The long-term growth story sits with subsidiary Times Energy Pvt. Ltd., developing the Buddhi Gandaki Hydropower Project (BGHEP) - 341 MW (PROR / peaking run-of-river type). Preliminary works are underway, design is in its final phase, staff have been mobilised at site, and residential construction is in progress. If completed, BGHEP would more than quadruple SAHAS's capacity from today's 86 MW.
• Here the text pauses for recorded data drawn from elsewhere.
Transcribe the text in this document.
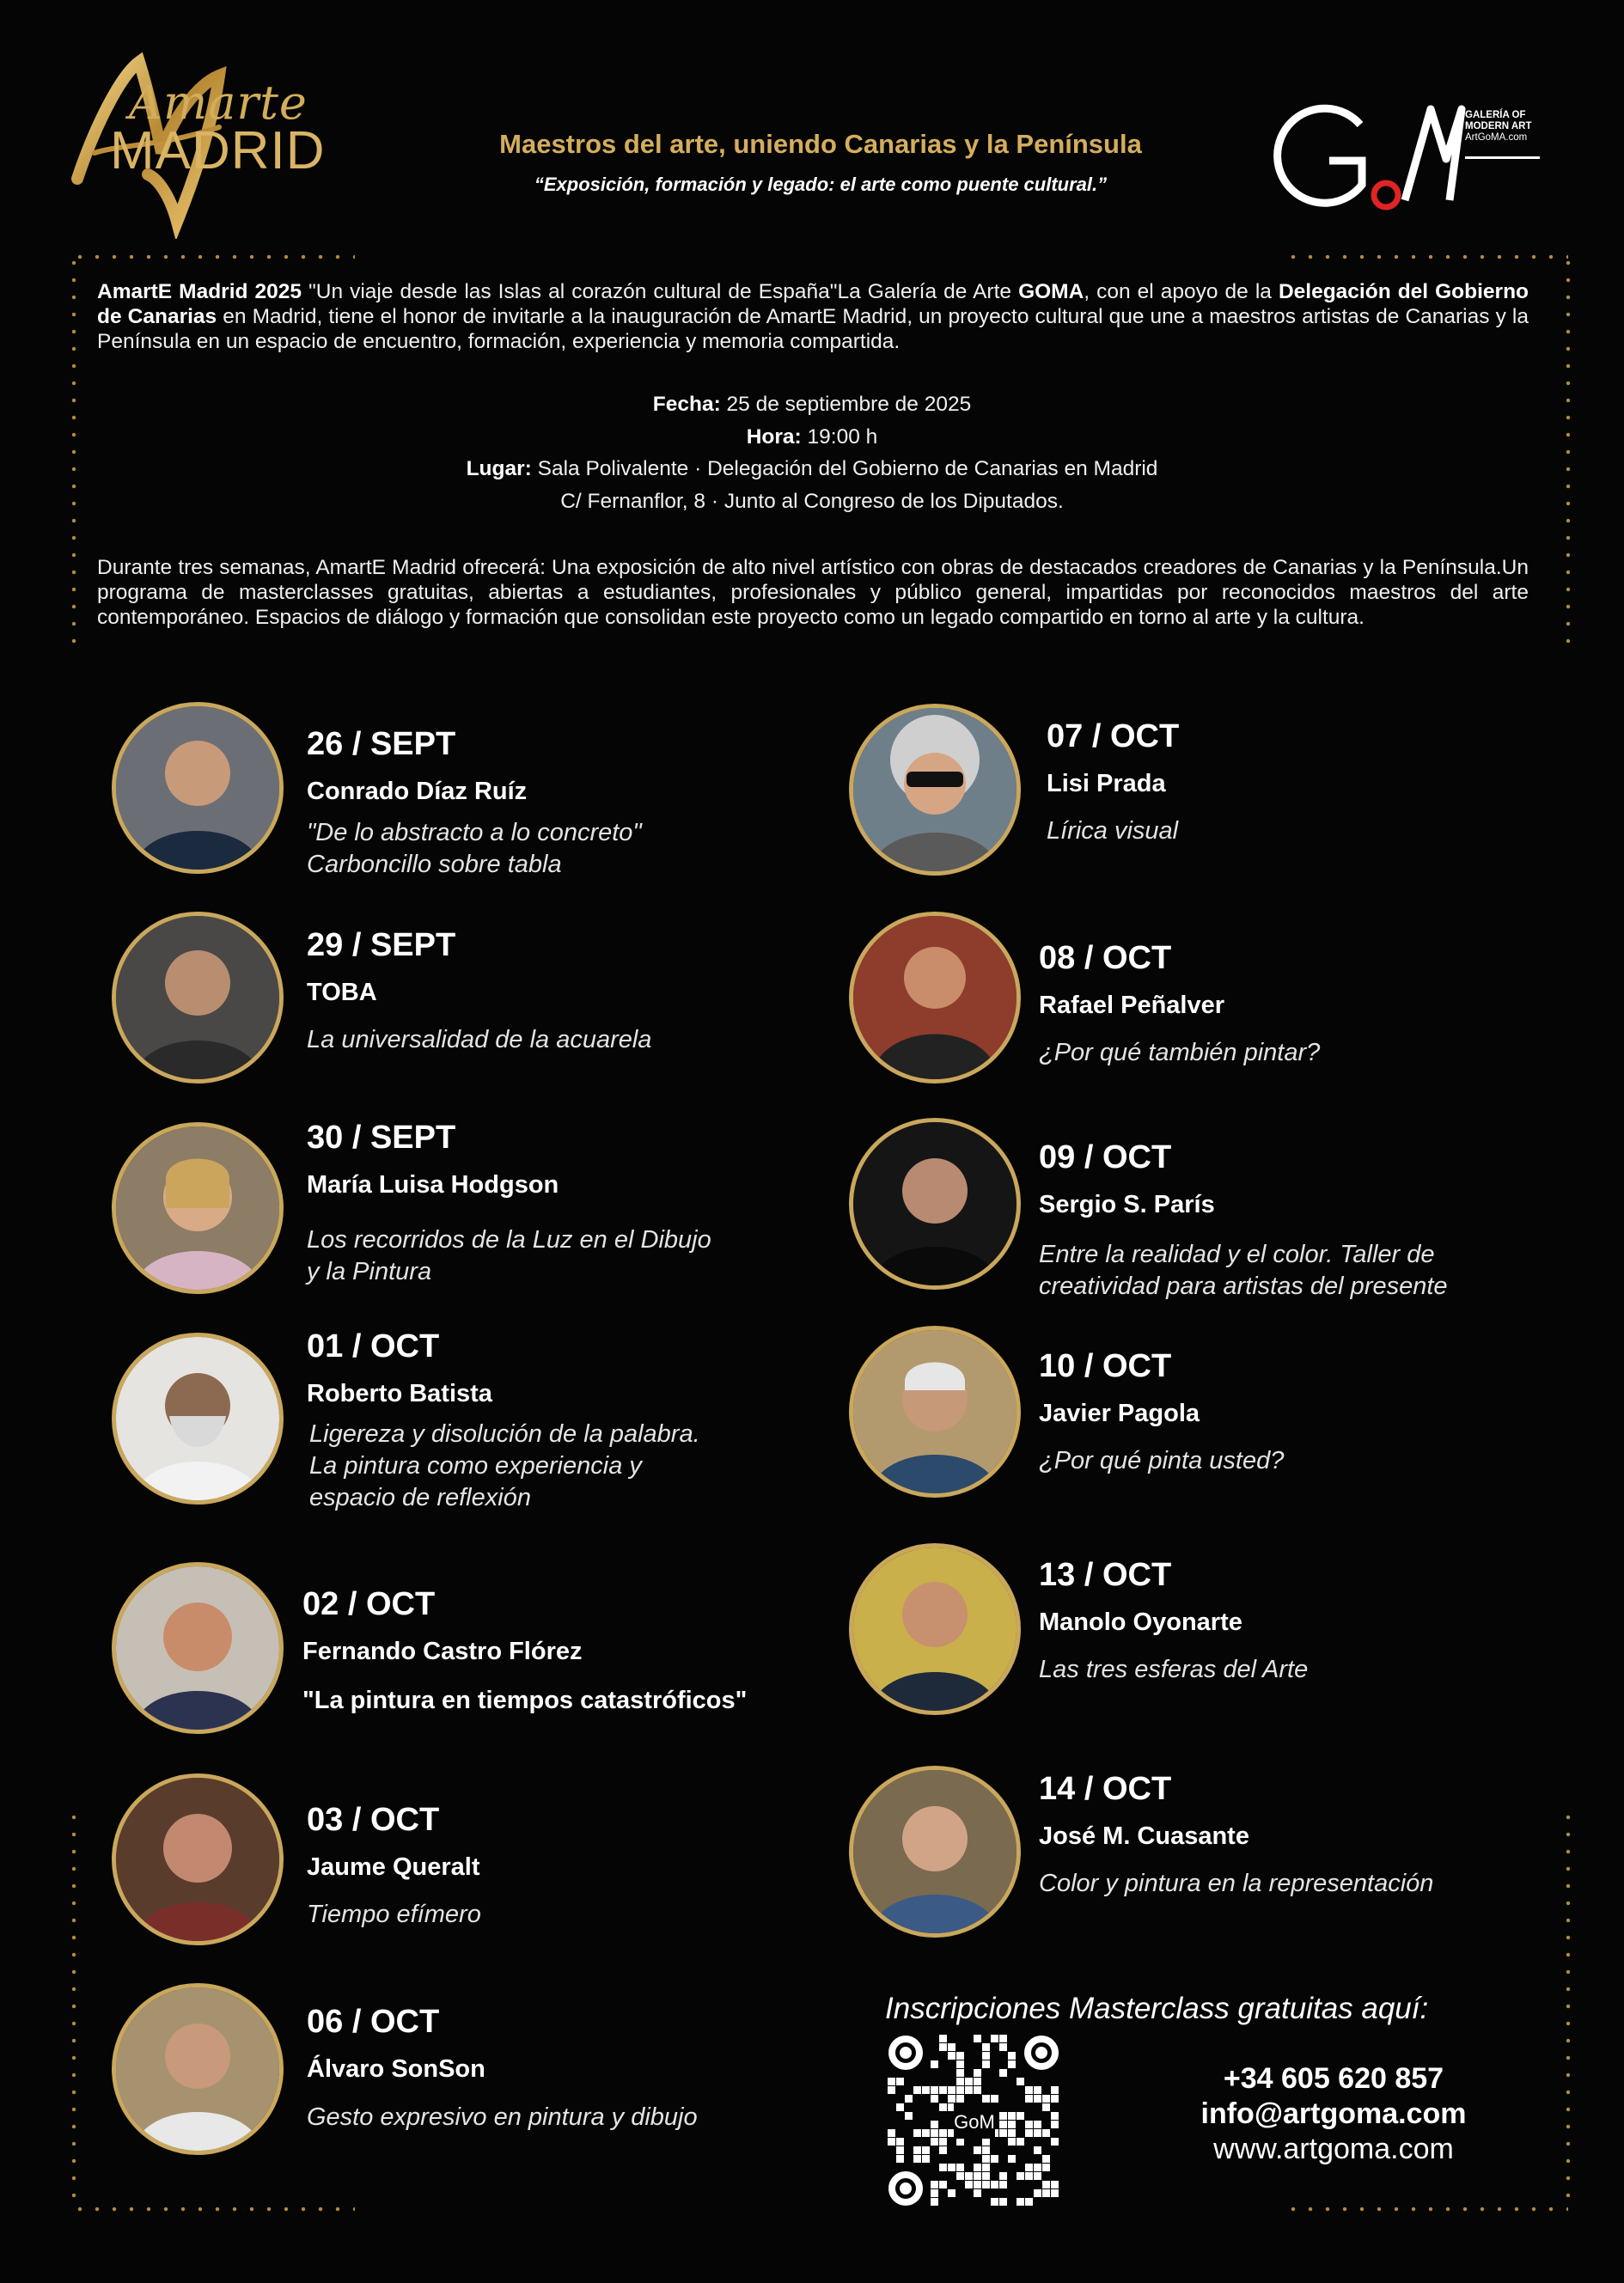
Amarte
MADRID	Maestros del arte, uniendo Canarias y la Península
“Exposición, formación y legado: el arte como puente cultural.”
GALERÍA OF
MODERN ART
ArtGoMA.com
AmartE Madrid 2025 "Un viaje desde las Islas al corazón cultural de España"La Galería de Arte GOMA, con el apoyo de la Delegación del Gobierno de Canarias en Madrid, tiene el honor de invitarle a la inauguración de AmartE Madrid, un proyecto cultural que une a maestros artistas de Canarias y la Península en un espacio de encuentro, formación, experiencia y memoria compartida.
Fecha: 25 de septiembre de 2025
Hora: 19:00 h
Lugar: Sala Polivalente · Delegación del Gobierno de Canarias en Madrid
C/ Fernanflor, 8 · Junto al Congreso de los Diputados.
Durante tres semanas, AmartE Madrid ofrecerá: Una exposición de alto nivel artístico con obras de destacados creadores de Canarias y la Península.Un programa de masterclasses gratuitas, abiertas a estudiantes, profesionales y público general, impartidas por reconocidos maestros del arte contemporáneo. Espacios de diálogo y formación que consolidan este proyecto como un legado compartido en torno al arte y la cultura.
26 / SEPT
Conrado Díaz Ruíz
"De lo abstracto a lo concreto"
Carboncillo sobre tabla
29 / SEPT
TOBA
La universalidad de la acuarela
30 / SEPT
María Luisa Hodgson
Los recorridos de la Luz en el Dibujo
y la Pintura
01 / OCT
Roberto Batista
Ligereza y disolución de la palabra.
La pintura como experiencia y
espacio de reflexión
02 / OCT
Fernando Castro Flórez
"La pintura en tiempos catastróficos"
03 / OCT
Jaume Queralt
Tiempo efímero
06 / OCT
Álvaro SonSon
Gesto expresivo en pintura y dibujo
07 / OCT
Lisi Prada
Lírica visual
08 / OCT
Rafael Peñalver
¿Por qué también pintar?
09 / OCT
Sergio S. París
Entre la realidad y el color. Taller de
creatividad para artistas del presente
10 / OCT
Javier Pagola
¿Por qué pinta usted?
13 / OCT
Manolo Oyonarte
Las tres esferas del Arte
14 / OCT
José M. Cuasante
Color y pintura en la representación
Inscripciones Masterclass gratuitas aquí:
GoM
+34 605 620 857
info@artgoma.com
www.artgoma.com
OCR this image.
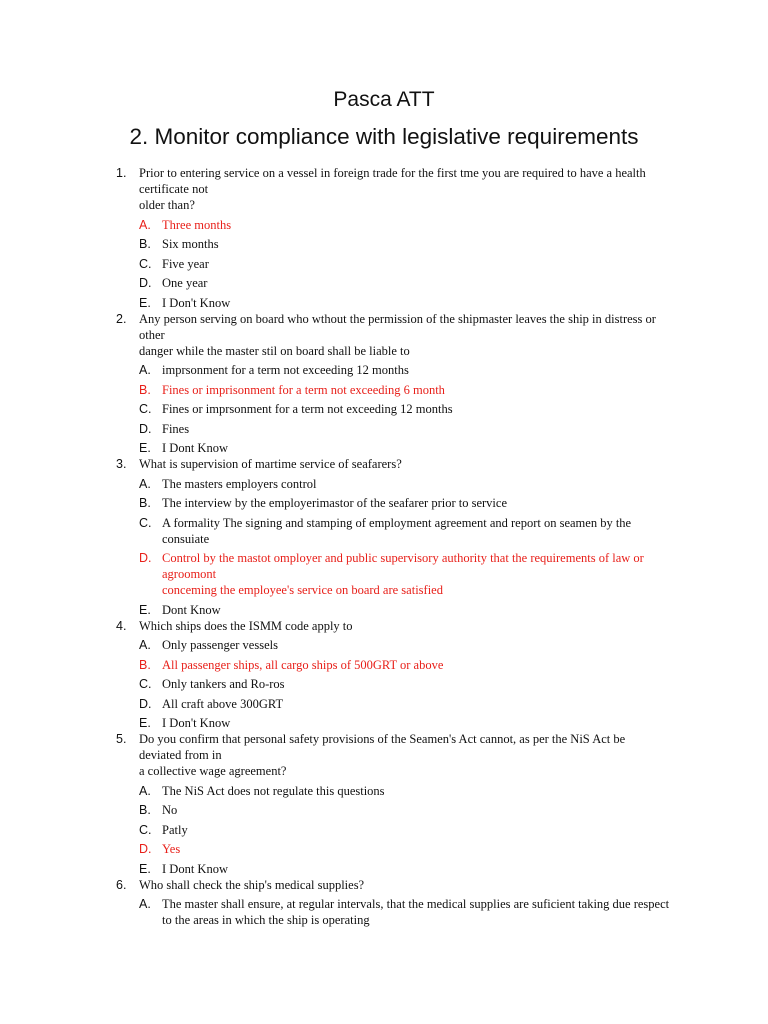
Pasca ATT
2. Monitor compliance with legislative requirements
1. Prior to entering service on a vessel in foreign trade for the first tme you are required to have a health certificate not
older than?
A. Three months
B. Six months
C. Five year
D. One year
E. I Don't Know
2. Any person serving on board who wthout the permission of the shipmaster leaves the ship in distress or other
danger while the master stil on board shall be liable to
A. imprsonment for a term not exceeding 12 months
B. Fines or imprisonment for a term not exceeding 6 month
C. Fines or imprsonment for a term not exceeding 12 months
D. Fines
E. I Dont Know
3. What is supervision of martime service of seafarers?
A. The masters employers control
B. The interview by the employerimastor of the seafarer prior to service
C. A formality The signing and stamping of employment agreement and report on seamen by the consuiate
D. Control by the mastot omployer and public supervisory authority that the requirements of law or agroomont
conceming the employee's service on board are satisfied
E. Dont Know
4. Which ships does the ISMM code apply to
A. Only passenger vessels
B. All passenger ships, all cargo ships of 500GRT or above
C. Only tankers and Ro-ros
D. All craft above 300GRT
E. I Don't Know
5. Do you confirm that personal safety provisions of the Seamen's Act cannot, as per the NiS Act be deviated from in
a collective wage agreement?
A. The NiS Act does not regulate this questions
B. No
C. Patly
D. Yes
E. I Dont Know
6. Who shall check the ship's medical supplies?
A. The master shall ensure, at regular intervals, that the medical supplies are suficient taking due respect to the areas in which the ship is operating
The accounting move tells the story - Times Energy was previously held as an Investment in Associates at Rs. 93.16 crore (minority stake). It has now been reclassified to Investment in Subsidiary at Rs. 216.18 crore - +132%. In other words, SAHAS has bumped its stake to majority and is taking the lead on Buddhi Gandaki. Project development cost (BGHEP) also climbed from Rs. 4.21 crore to Rs. 10.76 crore (+156%).

Balance Sheet Snapshot

Item Q3 2082/83 Q3 2081/82 Change
Total Assets Rs. 1,853.68 cr Rs. 1,773.78 cr +4.50%
Shareholder's Fund Rs. 807.85 cr Rs. 688.11 cr +17.40%
Medium & Long-Term Loan Rs. 845.39 cr Rs. 868.14 cr −2.62%
Bridge Gap Loan Rs. 187.30 cr Rs. 205.30 cr −8.77%
Cash & Cash Equivalents Rs. 35.03 cr Rs. 30.96 cr +13.14%

The Analyst Read

SAHAS's Q3 numbers showcase the textbook hydropower payoff curve - once a project is built and revenue-generating, debt paydown and falling interest costs progressively widen profit margins. The three-year trend confirms it: net profit has gone Rs. 47.82 cr → Rs. 83.42 cr → Rs. 118.27 cr. Pushing revenue higher needs river flow (and weather); cost discipline is in management's hands - and SAHAS has shown it consistently.

What investors should watch from here: (a) when SEBON clears the 1:1 rights issue; (b) the financial closure for BGHEP; (c) Q4 flow and the full-year generation print; (d) whether the interest-cost glide path continues - if it does, FY 2083/84 net profit could look even more interesting.